En este manual de literatura para principiantes Eagleton enseña que la clave está en conocer las herramientas básicas de la crítica literaria, en fijarse en el tono, el ritmo, la textura, la sintaxis, las alusiones, la ambigüedad y otros aspectos formales de las obras literarias. A partir de un amplio espectro de autores —desde Shakespeare y Jane Austen a Samuel Beckett y J.K. Rowling—, examina la narratividad, la imaginación creativa, el significado de la ficcionalidad y la tensión entre lo que la obra literaria dice y lo que muestra.

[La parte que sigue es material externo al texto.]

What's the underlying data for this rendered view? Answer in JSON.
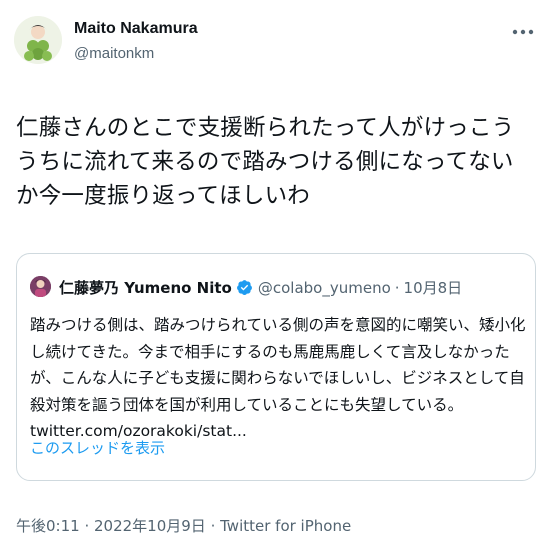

Un libro para aprender los secretos de la lectura. Foto: Especial

COMIENZOS

Imaginemos que estamos escuchando el debate de un grupo de estudiantes durante un seminario sobre la novela Cumbres Borrascosas, de Emily Brontë. La conversación podría discurrir más o menos así: Estudiante A: No entiendo qué tiene de excepcional la relación entre Catherine y Heathcliff. No son más que un par de mocosos que se pasan el día peleando. Estudiante B: Bueno, es que tampoco es que sea una relación de verdad, ¿no? Se trata más bien de una especie de unidad mística de dos egos. No se puede hablar de ello de forma coloquial. Estudiante C: ¿Por qué no? Heathcliff no es un místico, sino más bien un salvaje. No es como los héroes de Byron: es una bestia. Estudiante B: De acuerdo, ¿y quién lo ha convertido en eso? La gente de las Cumbres, por supuesto. De niño era normal. Consideraron que no era lo suficientemente bueno para casarse con Catherine y se convirtió en un monstruo. Al menos no es un mequetrefe como Edgar Linton. Estudiante A: Es evidente que Linton no tiene sangre en las venas, pero como mínimo trata a Catherine mucho mejor que Heathcliff.

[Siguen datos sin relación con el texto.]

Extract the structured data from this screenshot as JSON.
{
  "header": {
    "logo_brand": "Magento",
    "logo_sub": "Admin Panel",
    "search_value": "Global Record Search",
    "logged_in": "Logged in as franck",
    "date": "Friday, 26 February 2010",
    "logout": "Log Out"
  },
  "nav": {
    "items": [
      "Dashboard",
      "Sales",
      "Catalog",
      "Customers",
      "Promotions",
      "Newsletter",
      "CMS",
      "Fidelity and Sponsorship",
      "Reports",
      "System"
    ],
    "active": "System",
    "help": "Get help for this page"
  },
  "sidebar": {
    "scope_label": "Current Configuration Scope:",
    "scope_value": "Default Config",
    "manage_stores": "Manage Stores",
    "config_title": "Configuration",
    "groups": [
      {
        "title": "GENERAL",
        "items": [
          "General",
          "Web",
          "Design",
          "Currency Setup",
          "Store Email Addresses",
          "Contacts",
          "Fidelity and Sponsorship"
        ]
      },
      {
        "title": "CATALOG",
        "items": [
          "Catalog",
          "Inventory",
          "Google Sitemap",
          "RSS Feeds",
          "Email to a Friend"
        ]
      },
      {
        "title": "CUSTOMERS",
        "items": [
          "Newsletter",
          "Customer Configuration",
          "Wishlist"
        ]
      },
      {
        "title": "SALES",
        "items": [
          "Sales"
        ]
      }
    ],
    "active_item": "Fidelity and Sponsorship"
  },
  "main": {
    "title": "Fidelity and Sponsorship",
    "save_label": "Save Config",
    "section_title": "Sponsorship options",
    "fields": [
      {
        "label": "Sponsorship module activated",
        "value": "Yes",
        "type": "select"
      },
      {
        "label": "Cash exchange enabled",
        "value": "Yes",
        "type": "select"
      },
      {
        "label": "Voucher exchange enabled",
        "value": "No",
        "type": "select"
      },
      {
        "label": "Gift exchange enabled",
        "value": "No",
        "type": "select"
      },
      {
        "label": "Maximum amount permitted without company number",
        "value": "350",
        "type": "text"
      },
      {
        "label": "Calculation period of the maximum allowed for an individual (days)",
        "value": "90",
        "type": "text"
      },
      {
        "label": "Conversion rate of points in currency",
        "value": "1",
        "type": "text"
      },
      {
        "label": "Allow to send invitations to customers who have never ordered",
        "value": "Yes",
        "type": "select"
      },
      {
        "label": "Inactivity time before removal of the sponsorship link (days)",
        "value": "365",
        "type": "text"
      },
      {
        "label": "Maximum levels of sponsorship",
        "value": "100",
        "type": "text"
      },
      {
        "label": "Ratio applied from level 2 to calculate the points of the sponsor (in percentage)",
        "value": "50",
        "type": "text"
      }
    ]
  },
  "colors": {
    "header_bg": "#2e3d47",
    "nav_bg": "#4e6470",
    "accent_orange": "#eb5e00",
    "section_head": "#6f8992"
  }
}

¿Qué está sucediendo durante esta discusión? Algunos de los comentarios demuestran bastante perspicacia. No parece que se hayan quedado en la página 5, precisamente. Nadie ha confundido a Heathcliff con una población de Kansas. El problema es que, si alguien que jamás hubiera oído hablar de Cumbres Borrascosas escuchara esta conversación, no encontraría ningún indicio de que se trata de una novela. Tal vez incluso alguien podría llegar a la conclusión de que los estudiantes están cuchicheando acerca de una amiga común. Catherine podría ser una estudiante de Economía; Edgar Linton, el decano de Bellas Artes, y Heathcliff, un conserje. No se dice nada acerca de las técnicas aplicadas en la novela para la construcción de los personajes. Nadie discute el posicionamiento del libro respecto a cada una de esas figuras. ¿Las valoraciones son siempre coherentes, o tal vez podrían considerarse ambiguas? ¿Y qué ocurre con las imágenes de la novela, con su simbolismo y su estructura narrativa? ¿Reafirman lo que sentimos por sus personajes, o más bien lo mitigan?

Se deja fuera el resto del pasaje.